Worse than what was expected, Singapore’s economy fell to a record low in the second quarter of 2020 after the country has been hit by the COVID-19 pandemic, according to the estimates released by the Ministry of Trade and Industry on August 11, 2020.
The Ministry reported a decline of 42.9% in the economy compared to the government’s earlier estimates of 41.2% in the previous three months on an annualized and seasonally adjusted basis.
With a significant fall of record 13.2% on a year-on-year basis in the gross domestic product (GDP) in the second quarter of 2020 versus 12.6% as forecast by the government, Singapore has entered a technical recession. So, the government has decided to revise its economic forecast for 2020.
Considering the negative economic trend in major Asian economies, the Singaporean government is expecting a decline of 5% and 7% in the GDP in 2020 compared to its previous estimate of 4% to 7%.

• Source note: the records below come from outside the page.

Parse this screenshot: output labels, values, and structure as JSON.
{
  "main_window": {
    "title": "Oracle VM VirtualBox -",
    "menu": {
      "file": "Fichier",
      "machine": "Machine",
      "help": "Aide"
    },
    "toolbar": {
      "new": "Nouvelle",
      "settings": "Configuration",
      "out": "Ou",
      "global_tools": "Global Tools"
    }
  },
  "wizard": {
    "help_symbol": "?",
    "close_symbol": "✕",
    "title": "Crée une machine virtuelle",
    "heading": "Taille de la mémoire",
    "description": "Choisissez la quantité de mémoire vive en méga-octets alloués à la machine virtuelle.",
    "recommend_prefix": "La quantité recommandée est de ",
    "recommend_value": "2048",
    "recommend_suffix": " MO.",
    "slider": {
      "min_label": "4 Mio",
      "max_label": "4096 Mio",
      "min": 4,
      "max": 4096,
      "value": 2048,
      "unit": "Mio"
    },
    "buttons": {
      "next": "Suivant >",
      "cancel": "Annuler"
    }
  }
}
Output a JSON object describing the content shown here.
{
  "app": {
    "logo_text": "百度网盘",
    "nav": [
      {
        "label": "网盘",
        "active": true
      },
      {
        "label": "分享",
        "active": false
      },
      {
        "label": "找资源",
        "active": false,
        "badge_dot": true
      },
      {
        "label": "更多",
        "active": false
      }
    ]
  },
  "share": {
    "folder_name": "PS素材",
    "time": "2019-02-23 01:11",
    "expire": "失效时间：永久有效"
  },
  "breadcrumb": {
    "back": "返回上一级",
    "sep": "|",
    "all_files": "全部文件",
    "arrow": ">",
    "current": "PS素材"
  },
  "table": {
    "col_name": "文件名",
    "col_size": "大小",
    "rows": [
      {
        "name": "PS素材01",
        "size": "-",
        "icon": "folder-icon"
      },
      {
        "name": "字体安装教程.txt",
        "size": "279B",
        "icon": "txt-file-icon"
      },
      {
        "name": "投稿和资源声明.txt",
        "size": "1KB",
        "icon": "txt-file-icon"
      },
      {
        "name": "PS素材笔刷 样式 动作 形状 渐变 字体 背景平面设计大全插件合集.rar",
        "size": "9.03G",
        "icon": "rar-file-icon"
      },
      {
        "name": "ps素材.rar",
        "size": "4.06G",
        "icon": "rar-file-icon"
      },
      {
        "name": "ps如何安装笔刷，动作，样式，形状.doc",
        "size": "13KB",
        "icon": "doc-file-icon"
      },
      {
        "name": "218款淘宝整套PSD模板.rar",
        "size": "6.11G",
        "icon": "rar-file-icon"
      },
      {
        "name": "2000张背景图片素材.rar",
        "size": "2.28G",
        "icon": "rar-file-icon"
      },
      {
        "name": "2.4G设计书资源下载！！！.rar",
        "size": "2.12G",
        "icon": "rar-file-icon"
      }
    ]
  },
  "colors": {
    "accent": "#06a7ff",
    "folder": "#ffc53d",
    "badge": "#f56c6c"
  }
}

Singapore was put under a partial lockdown in April 2020 to curb the spread of COVID-19 transmission. However, the country reopened in June 2020 with few relaxations in the restrictions to revive the economy.
The partial lockdown that was implemented between April-June 2020 has affected various industries and impacted the economy of the country. The businesses that felt the burn include construction, manufacturing, tourism, food services, retail, and many others.

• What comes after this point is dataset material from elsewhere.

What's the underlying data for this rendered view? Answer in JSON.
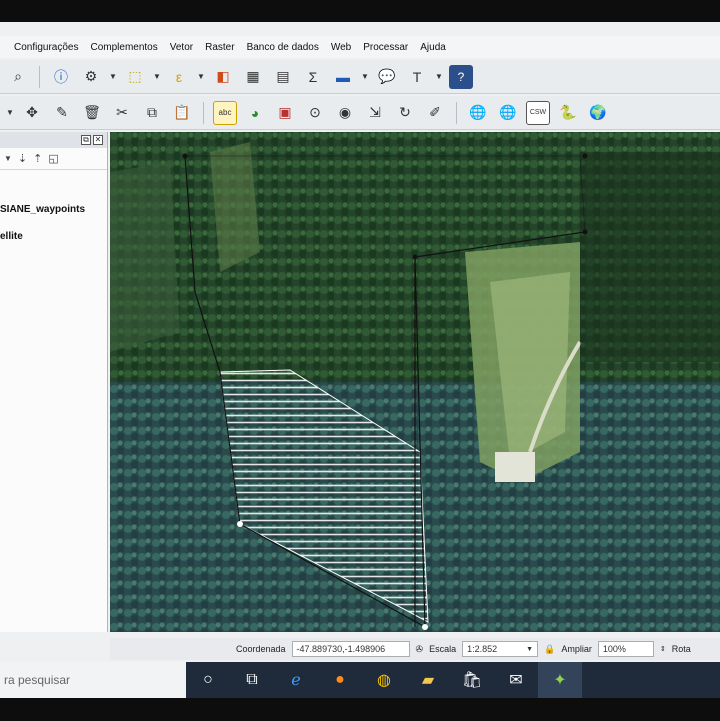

Furthermore, with the decline in exports due to weak global demand, sectors like transportation and wholesale trade suffered severe losses in revenues.
Singapore is one of those nations that is heavily reliant on trade and with the global economic downturn due to COVID-19, its economy will take more than normal to recover, said Trade and Industry Minister Chan Chun Sing.
Despite the government measures to bring the economy back on track, which includes an economic stimulus worth $72 billion from GDP, there is uncertainty in the near-term over how long it would take to recover.
The Monetary Authority of Singapore is carefully tracking the economic situation of the country and will decide its monetary policy in October 2020, said its deputy managing director Edward Robinson.
As most of the sectors in the country are reliant on foreign workers, the government has introduced various schemes to support the workers, such as providing wage subsidies, traineeship opportunities and job support in the public sector.